First release of the fork under the net.ladenthin:llama Maven coordinates. ~100 merged pull requests since baseline 49be664 (the last pre-fork upstream commit).

Added

  • First publish to Maven Central under net.ladenthin:llama.
  • Pre-built native libraries for Linux (x86-64, aarch64), macOS (x86-64, arm64), and Windows (x86-64, x86).
  • Java API surface: LlamaModel, ModelParameters, InferenceParameters, LlamaIterator / LlamaIterable for streaming, chat completion (chatComplete, generateChat, chatCompleteText), embeddings, reranking, infilling, raw JSON endpoint handlers, slot management (saveSlot, restoreSlot, eraseSlot), and getModelMeta().
  • chatComplete() for OpenAI-compatible chat completions, re-implemented from scratch based on a patch by @vaiju1981 (PR #61; see docs/history/CHAT_INTEGRATION_SUMMARY.md).
  • mmproj, reasoning-budget, sigma, and sleep-idle parameters added to ModelParameters.
  • JaCoCo code-coverage reporting integrated with Coveralls and Codecov (PR #124).
  • CodeQL static-analysis workflow on push, PR, and a weekly schedule.
  • Automated Claude Code review workflow on pull requests.
  • Dependabot for Maven and GitHub Actions dependency updates.
  • Automatic snapshot release workflow on main push (PR #105) publishing to the Sonatype Central snapshot repository.
  • CUDA, Metal, and Vulkan build support via local CMake build.
  • Android integration documented in README.
  • All system properties (net.ladenthin.llama.*) and LogLevel values documented.
  • CLAUDE.md maintainer guide covering upstream upgrade procedure and the b5022→b9172 breaking-change table.

Changed

  • Migrated Maven group and artifact from de.kherud:java-llama.cpp to net.ladenthin:llama (PR #101).
  • Migrated Maven Central publishing from OSSRH (Legacy) to the Sonatype Central Publisher Portal.
  • Deleted the hand-ported server.hpp fork (~3,780 lines) and linked the upstream llama.cpp server source files directly into jllama. ~4,100 C++ lines removed in total; future upstream upgrades become a CMake version bump. The Java API is unchanged. See docs/history/REFACTORING.md.
  • Compiled upstream server-context / queue / task / models directly into jllama (PR #96).
  • Unified CI into a single publish.yml workflow with cross-compilation, testing, coverage, and release stages.
  • Upgraded CUDA from 12.1 to 13.2 (PR #50).
  • Upgraded llama.cpp from b8913 through b9106 across multiple incremental upgrades.
  • setDraftMax / setDraftMin now emit the canonical --spec-draft-n-max / --spec-draft-n-min flags (llama.cpp b9016 removed the old aliases).
  • Bumped CI GitHub Actions: actions/checkout v4 → v6, actions/upload-artifact v6 → v7, actions/download-artifact v6 → v8, codeql-action v3 → v4.

Fixed

  • Javadoc warnings resolved across the public API by adding missing comments.
  • cache_idle_slots slot-parameter handling aligned with the upstream rename (b8841 → b8854).

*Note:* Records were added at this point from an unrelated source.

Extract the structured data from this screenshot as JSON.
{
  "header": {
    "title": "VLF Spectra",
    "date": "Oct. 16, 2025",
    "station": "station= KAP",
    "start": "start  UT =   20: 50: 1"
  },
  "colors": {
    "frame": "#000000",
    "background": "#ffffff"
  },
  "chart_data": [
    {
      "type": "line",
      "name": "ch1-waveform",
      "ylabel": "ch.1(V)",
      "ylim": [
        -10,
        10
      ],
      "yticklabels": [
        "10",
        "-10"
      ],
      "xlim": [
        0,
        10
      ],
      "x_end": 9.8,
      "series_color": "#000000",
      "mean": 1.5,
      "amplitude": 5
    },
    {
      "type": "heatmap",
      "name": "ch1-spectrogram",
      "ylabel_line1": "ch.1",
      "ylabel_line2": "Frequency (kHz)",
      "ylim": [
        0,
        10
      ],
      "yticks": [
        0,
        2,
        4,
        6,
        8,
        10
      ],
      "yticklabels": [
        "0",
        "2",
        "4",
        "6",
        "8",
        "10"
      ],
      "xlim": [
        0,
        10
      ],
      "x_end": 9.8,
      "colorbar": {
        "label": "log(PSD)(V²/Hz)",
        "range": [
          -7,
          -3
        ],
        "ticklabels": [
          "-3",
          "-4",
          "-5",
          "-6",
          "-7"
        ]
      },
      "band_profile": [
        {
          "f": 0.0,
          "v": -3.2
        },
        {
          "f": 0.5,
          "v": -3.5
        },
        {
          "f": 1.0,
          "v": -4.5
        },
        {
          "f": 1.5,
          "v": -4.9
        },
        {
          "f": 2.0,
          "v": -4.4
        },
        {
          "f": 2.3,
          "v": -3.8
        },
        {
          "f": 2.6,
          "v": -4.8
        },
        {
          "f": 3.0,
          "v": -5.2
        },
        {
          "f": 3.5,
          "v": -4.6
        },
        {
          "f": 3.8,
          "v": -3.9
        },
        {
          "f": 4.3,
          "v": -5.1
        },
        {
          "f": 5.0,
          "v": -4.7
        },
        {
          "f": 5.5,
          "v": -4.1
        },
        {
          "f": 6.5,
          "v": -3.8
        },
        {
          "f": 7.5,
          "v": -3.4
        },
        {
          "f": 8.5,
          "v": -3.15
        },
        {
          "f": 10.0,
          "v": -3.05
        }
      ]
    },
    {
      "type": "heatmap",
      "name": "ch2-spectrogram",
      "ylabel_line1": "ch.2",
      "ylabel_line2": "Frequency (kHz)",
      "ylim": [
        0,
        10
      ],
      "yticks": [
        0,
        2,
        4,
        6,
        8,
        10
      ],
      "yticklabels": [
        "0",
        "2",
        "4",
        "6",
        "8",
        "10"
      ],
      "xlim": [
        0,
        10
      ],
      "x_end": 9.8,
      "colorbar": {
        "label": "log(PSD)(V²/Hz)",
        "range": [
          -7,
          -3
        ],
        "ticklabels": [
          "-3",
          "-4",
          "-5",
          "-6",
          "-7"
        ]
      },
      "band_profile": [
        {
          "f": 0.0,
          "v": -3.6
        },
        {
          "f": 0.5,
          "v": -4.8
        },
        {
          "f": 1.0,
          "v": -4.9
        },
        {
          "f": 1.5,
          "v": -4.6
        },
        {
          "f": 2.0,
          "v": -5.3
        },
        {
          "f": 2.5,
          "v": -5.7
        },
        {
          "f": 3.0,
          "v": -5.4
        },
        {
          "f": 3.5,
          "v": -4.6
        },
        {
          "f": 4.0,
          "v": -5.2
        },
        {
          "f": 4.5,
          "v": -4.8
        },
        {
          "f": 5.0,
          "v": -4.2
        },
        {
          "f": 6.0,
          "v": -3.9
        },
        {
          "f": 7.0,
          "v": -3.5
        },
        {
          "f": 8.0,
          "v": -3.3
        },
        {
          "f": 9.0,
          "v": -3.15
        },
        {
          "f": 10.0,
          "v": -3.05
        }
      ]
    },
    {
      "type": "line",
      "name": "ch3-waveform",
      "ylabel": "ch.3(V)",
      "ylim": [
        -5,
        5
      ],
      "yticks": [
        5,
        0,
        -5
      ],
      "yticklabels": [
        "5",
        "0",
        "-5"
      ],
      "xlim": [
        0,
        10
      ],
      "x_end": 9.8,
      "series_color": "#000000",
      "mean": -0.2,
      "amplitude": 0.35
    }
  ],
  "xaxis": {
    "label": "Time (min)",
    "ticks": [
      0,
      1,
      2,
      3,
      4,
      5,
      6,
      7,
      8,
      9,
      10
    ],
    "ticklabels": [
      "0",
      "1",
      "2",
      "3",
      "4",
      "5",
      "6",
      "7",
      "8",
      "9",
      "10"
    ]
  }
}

Pre-fork history (kherud/java-llama.cpp 1.x–4.2.0)

Releases 1.1.1 through 4.2.0 were authored by @kherud on the upstream repository. The full upstream release notes are at https://github.com/kherud/java-llama.cpp/releases. The fork's baseline is upstream commit 49be664 (tagged v4.2.0, 2025-06-20).

For an architecture-level diff between the pre-fork baseline (49be664) and the first 5.0.0 candidate (24918e4), see docs/history/49be664_24918e4.md. For the server-fork-deletion refactor that culminated in 5.0.0, see docs/history/REFACTORING.md. For the chat-completion integration that landed in 5.0.0, see docs/history/CHAT_INTEGRATION_SUMMARY.md.